Fair Housing is the Law – New Screening Guidelines Emerge
For some time now, it’s been suggested that certain corporate housing policies can have a disparate impact on certain (mostly minority) communities – even when not intended. HUD has been working to mitigate this but now, there has been a Supreme court decision which helps clarifies both the issue, as well as expectations when it comes to landlords, property managers and community association managers (CAMs) who are screening applicants and conducting background checks before renting to prospective tenants.
After the recent ruling, Landlord/Tenant specialist attorneys Heist Weisse & Wolk recently issued the following advice to property managers:
Based upon the General Counsel Guidance published by HUD on April 4, 2016 and the recent Supreme Court holding regarding “Disparate Impact” we are recommending to all our Florida clients that they review their “Resident Selection Criteria”, application process, policy and procedures immediately and implement NEW standards for rejection or approval of an applicant. This applies to ALL properties whether HUD or government subsidized, Tax Credit or conventional. There may be other rules for government funded or regulated properties which you must follow that may conflict with our recommendations.
This is a general opinion of our firm and does not constitute any specific legal advice for any specific situation. As things are clarified, we will know more.
A “safe harbor” approach now would be to ignore the following:
Misdemeanors of any kind;
Adjudication withheld, Dismissals, Pre Trial Diversions, Nolle Prosse, Acquittal, etc. on any offenses;
Arrests on any offenses;
Illegal Drug or Controlled Substance or paraphernalia possession or use convictions.
Examples of situations where you are “probably” safe for which to deny an applicant:
Felonies of illegal manufacture or distribution of a controlled substance within the last 7 years, felonies resulting in bodily harm or intentional damage or destruction of property for example, “arson”, within the last 7 Years
Sexual related offenses for any time period.
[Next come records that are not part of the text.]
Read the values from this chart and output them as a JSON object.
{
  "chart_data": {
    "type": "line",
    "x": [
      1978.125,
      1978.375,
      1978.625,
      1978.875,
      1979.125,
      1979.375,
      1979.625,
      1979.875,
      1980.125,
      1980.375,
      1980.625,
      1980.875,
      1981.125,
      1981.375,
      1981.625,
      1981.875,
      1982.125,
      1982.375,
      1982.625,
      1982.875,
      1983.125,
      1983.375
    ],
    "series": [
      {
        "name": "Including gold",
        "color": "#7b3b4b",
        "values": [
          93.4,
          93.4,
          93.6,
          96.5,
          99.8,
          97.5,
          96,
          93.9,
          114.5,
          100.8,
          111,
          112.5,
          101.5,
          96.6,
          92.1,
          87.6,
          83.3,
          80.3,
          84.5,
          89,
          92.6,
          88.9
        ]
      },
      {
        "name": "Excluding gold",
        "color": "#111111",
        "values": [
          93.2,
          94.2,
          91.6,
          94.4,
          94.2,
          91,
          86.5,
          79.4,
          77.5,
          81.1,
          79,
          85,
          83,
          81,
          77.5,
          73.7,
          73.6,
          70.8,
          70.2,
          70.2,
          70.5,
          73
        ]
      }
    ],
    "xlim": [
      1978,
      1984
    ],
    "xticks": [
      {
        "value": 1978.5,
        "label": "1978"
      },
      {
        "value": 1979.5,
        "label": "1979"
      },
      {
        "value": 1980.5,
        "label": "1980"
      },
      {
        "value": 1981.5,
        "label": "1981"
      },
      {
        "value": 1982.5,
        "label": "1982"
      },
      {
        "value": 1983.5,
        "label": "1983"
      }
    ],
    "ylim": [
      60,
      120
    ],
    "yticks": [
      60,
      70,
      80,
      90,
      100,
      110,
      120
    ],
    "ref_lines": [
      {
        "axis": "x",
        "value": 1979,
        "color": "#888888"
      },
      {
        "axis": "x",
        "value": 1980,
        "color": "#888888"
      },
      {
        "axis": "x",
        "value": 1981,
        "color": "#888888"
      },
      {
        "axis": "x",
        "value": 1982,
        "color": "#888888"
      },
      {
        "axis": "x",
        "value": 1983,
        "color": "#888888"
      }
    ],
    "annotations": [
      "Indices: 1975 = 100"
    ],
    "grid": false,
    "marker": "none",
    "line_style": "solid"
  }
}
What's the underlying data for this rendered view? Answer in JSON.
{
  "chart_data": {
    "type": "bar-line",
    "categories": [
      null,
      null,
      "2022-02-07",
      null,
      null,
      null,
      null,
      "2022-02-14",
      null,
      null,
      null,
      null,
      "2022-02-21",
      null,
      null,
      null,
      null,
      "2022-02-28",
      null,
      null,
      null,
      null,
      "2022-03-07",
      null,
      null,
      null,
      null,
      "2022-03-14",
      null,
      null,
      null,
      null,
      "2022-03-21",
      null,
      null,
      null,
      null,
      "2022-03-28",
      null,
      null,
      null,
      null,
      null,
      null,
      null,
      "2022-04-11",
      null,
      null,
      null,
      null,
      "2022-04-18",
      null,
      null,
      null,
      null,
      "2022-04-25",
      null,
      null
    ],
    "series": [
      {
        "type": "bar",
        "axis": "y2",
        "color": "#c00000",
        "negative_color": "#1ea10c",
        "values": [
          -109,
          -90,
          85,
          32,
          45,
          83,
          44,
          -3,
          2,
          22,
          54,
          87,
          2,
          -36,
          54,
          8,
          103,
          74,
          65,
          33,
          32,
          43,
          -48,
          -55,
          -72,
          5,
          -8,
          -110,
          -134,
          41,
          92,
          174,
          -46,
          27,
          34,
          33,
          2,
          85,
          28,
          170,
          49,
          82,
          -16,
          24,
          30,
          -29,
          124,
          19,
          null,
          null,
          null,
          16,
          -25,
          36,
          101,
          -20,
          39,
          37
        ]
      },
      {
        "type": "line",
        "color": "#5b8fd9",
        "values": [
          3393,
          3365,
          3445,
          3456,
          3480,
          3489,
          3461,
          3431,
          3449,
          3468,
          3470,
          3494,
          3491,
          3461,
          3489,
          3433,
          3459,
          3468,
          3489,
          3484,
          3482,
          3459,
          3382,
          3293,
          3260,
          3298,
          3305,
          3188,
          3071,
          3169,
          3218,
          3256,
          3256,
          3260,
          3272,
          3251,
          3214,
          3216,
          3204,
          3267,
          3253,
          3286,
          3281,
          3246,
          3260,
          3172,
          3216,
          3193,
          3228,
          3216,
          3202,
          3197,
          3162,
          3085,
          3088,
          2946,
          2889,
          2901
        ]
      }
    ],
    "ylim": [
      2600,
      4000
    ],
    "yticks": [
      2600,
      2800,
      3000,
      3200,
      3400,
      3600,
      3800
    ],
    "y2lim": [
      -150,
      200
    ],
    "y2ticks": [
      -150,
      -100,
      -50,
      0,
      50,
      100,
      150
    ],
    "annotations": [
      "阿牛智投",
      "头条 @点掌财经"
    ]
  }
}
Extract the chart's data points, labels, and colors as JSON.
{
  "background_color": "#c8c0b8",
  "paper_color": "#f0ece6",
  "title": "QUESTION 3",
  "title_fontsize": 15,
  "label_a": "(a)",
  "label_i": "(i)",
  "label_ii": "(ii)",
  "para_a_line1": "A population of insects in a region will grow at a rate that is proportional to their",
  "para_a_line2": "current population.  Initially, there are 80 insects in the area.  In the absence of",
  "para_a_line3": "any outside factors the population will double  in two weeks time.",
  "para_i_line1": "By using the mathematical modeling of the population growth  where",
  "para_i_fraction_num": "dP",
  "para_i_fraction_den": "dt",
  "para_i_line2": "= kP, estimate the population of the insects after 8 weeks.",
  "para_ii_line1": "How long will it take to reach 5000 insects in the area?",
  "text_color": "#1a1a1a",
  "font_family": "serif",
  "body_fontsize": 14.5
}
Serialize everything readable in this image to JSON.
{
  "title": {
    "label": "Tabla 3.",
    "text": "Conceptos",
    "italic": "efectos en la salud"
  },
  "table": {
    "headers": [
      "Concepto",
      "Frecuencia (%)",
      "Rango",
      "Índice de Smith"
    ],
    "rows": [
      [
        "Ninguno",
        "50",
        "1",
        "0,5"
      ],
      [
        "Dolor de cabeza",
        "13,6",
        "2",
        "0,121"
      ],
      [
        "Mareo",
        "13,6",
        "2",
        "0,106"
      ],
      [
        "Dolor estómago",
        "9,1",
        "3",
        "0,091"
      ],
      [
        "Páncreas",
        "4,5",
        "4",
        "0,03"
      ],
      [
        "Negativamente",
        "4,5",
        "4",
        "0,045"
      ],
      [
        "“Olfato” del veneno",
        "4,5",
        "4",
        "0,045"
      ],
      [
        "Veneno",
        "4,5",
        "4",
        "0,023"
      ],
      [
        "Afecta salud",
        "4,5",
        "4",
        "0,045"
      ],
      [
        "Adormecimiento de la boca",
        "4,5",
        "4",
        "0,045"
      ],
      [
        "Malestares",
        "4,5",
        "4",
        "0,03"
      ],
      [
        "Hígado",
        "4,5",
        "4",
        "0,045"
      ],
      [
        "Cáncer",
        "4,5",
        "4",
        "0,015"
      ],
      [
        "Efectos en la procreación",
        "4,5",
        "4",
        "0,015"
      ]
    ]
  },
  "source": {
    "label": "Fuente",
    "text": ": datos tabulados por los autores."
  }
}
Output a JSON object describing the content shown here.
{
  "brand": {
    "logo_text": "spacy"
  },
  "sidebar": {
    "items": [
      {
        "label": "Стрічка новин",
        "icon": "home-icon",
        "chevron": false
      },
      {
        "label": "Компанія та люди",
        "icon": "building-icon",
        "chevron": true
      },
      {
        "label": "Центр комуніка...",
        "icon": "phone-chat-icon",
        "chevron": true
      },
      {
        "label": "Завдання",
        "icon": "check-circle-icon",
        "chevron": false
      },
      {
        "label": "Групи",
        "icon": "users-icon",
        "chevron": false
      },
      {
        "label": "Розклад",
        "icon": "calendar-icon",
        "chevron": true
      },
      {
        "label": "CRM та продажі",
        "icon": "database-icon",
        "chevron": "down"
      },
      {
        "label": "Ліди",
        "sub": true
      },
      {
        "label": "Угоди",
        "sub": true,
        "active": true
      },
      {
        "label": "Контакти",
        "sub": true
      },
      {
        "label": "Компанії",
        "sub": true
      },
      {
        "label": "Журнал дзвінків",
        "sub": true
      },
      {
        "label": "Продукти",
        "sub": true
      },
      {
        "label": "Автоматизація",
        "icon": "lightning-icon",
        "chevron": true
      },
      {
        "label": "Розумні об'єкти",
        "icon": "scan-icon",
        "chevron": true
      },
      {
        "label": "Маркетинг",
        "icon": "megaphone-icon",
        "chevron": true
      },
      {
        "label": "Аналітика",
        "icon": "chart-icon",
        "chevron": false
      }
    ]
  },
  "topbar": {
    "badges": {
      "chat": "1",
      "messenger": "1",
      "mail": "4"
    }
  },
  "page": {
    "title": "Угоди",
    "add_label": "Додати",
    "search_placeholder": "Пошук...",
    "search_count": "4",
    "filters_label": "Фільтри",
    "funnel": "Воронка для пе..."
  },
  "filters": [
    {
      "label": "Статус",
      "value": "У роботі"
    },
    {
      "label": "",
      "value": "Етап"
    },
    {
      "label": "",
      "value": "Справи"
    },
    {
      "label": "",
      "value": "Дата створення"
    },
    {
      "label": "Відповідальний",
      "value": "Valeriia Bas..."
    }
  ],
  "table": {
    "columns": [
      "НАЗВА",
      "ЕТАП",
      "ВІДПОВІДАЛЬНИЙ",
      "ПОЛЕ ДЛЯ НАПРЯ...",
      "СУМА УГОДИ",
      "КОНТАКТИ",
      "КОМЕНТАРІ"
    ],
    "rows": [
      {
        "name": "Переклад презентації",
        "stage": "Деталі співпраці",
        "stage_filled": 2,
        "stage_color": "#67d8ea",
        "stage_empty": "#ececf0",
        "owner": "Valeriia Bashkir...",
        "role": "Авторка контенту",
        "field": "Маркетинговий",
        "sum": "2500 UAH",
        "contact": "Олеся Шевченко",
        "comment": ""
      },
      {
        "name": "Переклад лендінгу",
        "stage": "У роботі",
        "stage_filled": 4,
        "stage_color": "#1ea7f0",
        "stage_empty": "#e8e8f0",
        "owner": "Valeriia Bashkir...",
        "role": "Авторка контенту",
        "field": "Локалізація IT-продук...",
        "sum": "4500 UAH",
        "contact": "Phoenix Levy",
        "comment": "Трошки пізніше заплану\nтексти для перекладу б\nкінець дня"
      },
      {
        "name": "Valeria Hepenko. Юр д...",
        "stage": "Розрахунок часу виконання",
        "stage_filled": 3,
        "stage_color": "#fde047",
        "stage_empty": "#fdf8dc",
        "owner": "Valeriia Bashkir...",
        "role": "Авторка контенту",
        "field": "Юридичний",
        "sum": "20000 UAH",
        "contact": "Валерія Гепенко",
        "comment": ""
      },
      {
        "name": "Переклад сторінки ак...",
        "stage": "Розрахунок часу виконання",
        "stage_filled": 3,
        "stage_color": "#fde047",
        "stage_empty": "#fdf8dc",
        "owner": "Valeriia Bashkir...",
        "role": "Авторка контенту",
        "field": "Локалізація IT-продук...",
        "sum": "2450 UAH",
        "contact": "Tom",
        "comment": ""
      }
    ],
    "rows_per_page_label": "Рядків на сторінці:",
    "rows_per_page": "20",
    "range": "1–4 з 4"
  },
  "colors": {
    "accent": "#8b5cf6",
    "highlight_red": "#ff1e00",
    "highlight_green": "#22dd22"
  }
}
These decisions/policy changes are overdue, not so much because of any disparate impact, but simply because in our view, we believe that everyone deserves a second chance in life. While we understand that managers and housing communities are trying to secure the best possible residents for their properties, some home owner’s associations (HOAs) have become over zealous and many have crossed the line in recent years. Some condo owner associations (COAs) and home owner associations are declining anyone that has simply been arrested or charged with a “felony” regardless of the actual offense, and regardless of the outcome. In most cases, no additional research is done into the case, other than reading the words “Arrest – felony” on the screening results. Worse still, other associations will state one process for dealing with background checks but quietly institute another. As a recent NPR commentary on this notes, this is patently unfair.
There is a world of difference between declining active, recidivist felons with long criminal records, versus those who have been arrested for smoking weed as a teenager.
While property managers are not social workers, it should be clear that in the long run, refusing housing (or employment) to individuals because of relatively minor mis-steps in their (sometimes distant) past will come back to haunt them in the long run, since those individuals who are unable to secure work or shelter are further marginalized and eventually lured back into crime just to survive. Further, if more HOAs/COAs had exercised a little more “common sense” in their policies, we might not have a very difficult court decision to contend with – but here we are. In many cases, home owner association guidelines and condominium documents are going to need hasty revision in order to stay on the right side of what are likely to be some very expensive test cases.
It’s more important than ever that investors, owners and landlords have a professional property manager that they can trust and who keeps abreast of the most recent changes in the law. While as property mangers we are not permitted to provide legal advice, we attempt to ensure that needless lawsuits do not come your way.